Sunday 6 January 2013

A rose by any other name

I forgot my name today. I had to go and check my first blog post, and now I know it's Charmaine, but I don't remember it ever being Charmaine. I don't remember ever having a name. It's disconcerting. Maybe my humanity is slowing being stripped from me. Maybe that's what the spider eats. Identities. I should stop talking to him, maybe he'll eat my memories too.

It's weird, not having a name. I remember my whole life up until this point and everyone has referred to me as 'you' or not used any pronouns at all. It's impossible that that's happened. How would my parents have taught me my name in the first place if they never used it? Am I just going to be a brainless sack of flesh in here? Is that the ultimate goal?

The spider is hanging out on my bookshelf now. I just noticed today that he's got seven eyes. They're blue/black, so they blended in to his body and fur, but I stared at him for quite awhile this morning and figured out that the shiny bulbs along his body are eyes. The way the light is hitting him right now... it almost looks like he's looking at me. But I don't know how spiders see.
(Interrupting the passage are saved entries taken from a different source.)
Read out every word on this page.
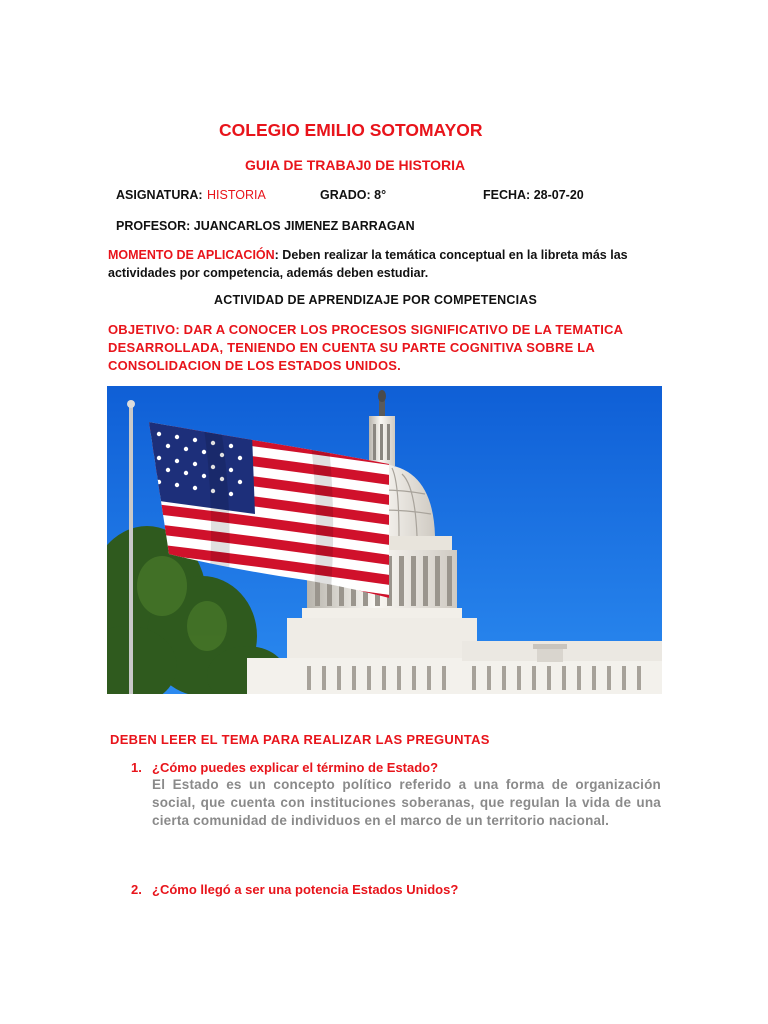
COLEGIO EMILIO SOTOMAYOR
GUIA DE TRABAJ0 DE HISTORIA
ASIGNATURA: HISTORIA	GRADO: 8°	FECHA: 28-07-20
PROFESOR: JUANCARLOS JIMENEZ BARRAGAN
MOMENTO DE APLICACIÓN: Deben realizar la temática conceptual en la libreta más las actividades por competencia, además deben estudiar.
ACTIVIDAD DE APRENDIZAJE POR COMPETENCIAS
OBJETIVO: DAR A CONOCER LOS PROCESOS SIGNIFICATIVO DE LA TEMATICA DESARROLLADA, TENIENDO EN CUENTA SU PARTE COGNITIVA SOBRE LA CONSOLIDACION DE LOS ESTADOS UNIDOS.
DEBEN LEER EL TEMA PARA REALIZAR LAS PREGUNTAS
1. ¿Cómo puedes explicar el término de Estado?
El Estado es un concepto político referido a una forma de organización social, que cuenta con instituciones soberanas, que regulan la vida de una cierta comunidad de individuos en el marco de un territorio nacional.
2. ¿Cómo llegó a ser una potencia Estados Unidos?
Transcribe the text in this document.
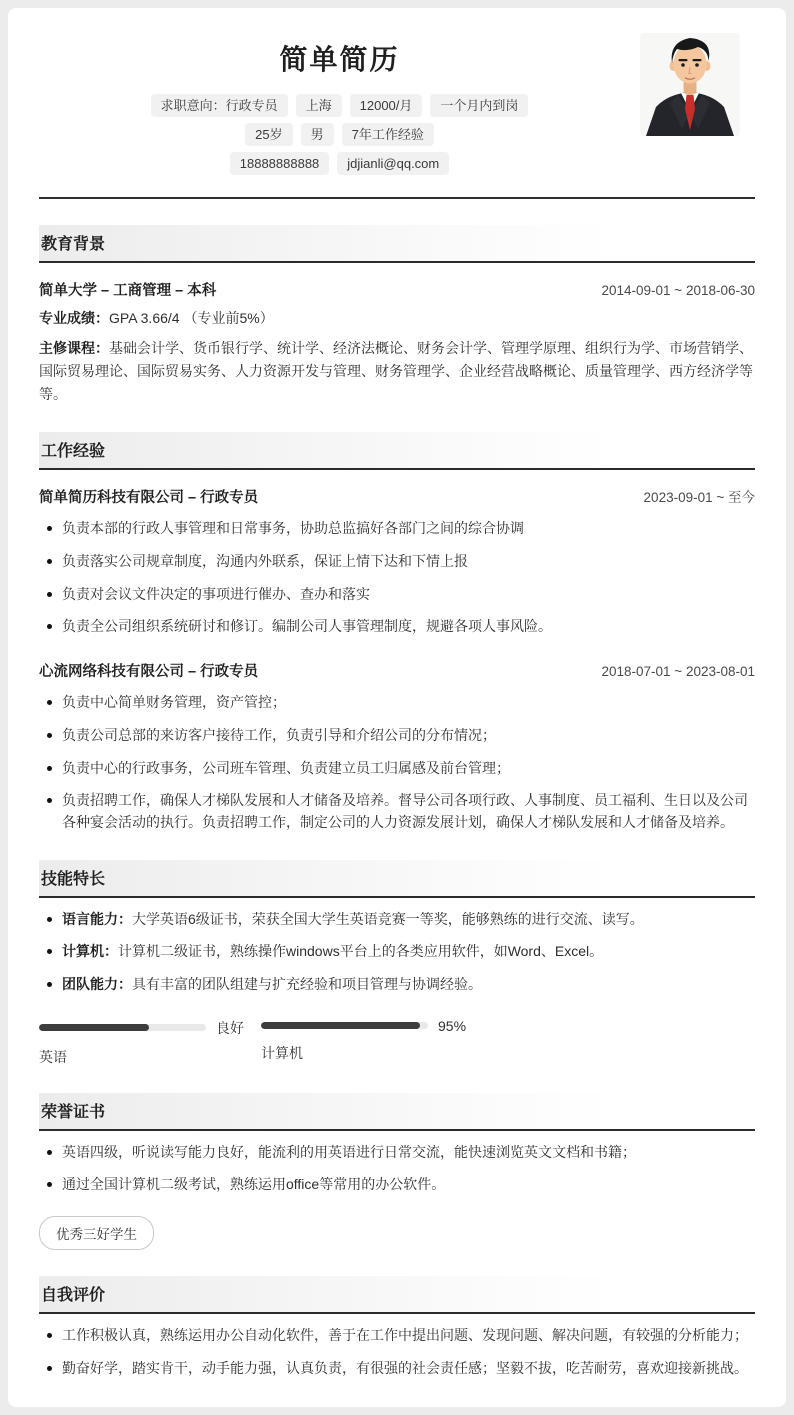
简单简历
求职意向：行政专员	上海	12000/月	一个月内到岗
25岁	男	7年工作经验
18888888888	jdjianli@qq.com
教育背景
简单大学 – 工商管理 – 本科	2014-09-01 ~ 2018-06-30
专业成绩：GPA 3.66/4 （专业前5%）
主修课程：基础会计学、货币银行学、统计学、经济法概论、财务会计学、管理学原理、组织行为学、市场营销学、国际贸易理论、国际贸易实务、人力资源开发与管理、财务管理学、企业经营战略概论、质量管理学、西方经济学等等。
工作经验
简单简历科技有限公司 – 行政专员	2023-09-01 ~ 至今
负责本部的行政人事管理和日常事务，协助总监搞好各部门之间的综合协调
负责落实公司规章制度，沟通内外联系，保证上情下达和下情上报
负责对会议文件决定的事项进行催办、查办和落实
负责全公司组织系统研讨和修订。编制公司人事管理制度，规避各项人事风险。
心流网络科技有限公司 – 行政专员	2018-07-01 ~ 2023-08-01
负责中心简单财务管理，资产管控；
负责公司总部的来访客户接待工作，负责引导和介绍公司的分布情况；
负责中心的行政事务，公司班车管理、负责建立员工归属感及前台管理；
负责招聘工作，确保人才梯队发展和人才储备及培养。督导公司各项行政、人事制度、员工福利、生日以及公司各种宴会活动的执行。负责招聘工作，制定公司的人力资源发展计划，确保人才梯队发展和人才储备及培养。
技能特长
语言能力：大学英语6级证书，荣获全国大学生英语竞赛一等奖，能够熟练的进行交流、读写。
计算机：计算机二级证书，熟练操作windows平台上的各类应用软件，如Word、Excel。
团队能力：具有丰富的团队组建与扩充经验和项目管理与协调经验。
良好
英语
95%
计算机
荣誉证书
英语四级，听说读写能力良好，能流利的用英语进行日常交流，能快速浏览英文文档和书籍；
通过全国计算机二级考试，熟练运用office等常用的办公软件。
优秀三好学生
自我评价
工作积极认真，熟练运用办公自动化软件，善于在工作中提出问题、发现问题、解决问题，有较强的分析能力；
勤奋好学，踏实肯干，动手能力强，认真负责，有很强的社会责任感；坚毅不拔，吃苦耐劳，喜欢迎接新挑战。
I researched spider-gods all night. Most cultures have spiders in their folklore as trickster characters, to teach kids to know the difference between right and wrong. The only reference to gods is the Egyptian Goddess Neith who rules over spinning and weaving, thus symbolized by the spider. My spider hasn't woven anything, so I don't think it's her. Also I'm so convinced that he's a he at this point it would be weird to think of him as a goddess.

I got lost in wikipedia... spiders to spider-girl to grandfather paradoxes to the chicken-and-egg theory. I guess I might as well use my imprisonment to learn things. Especially if I don't have an identity anymore. Maybe I can just create a new one. Can you do that?

I'm still me, even if I don't have a name anymore. Or maybe I do, and for some reason my subconscious is rejecting it. Maybe I can find a better name, one more fitting for my situation. Something reflecting isolation and ghost limbs and spider camaraderie. I'll get back to you.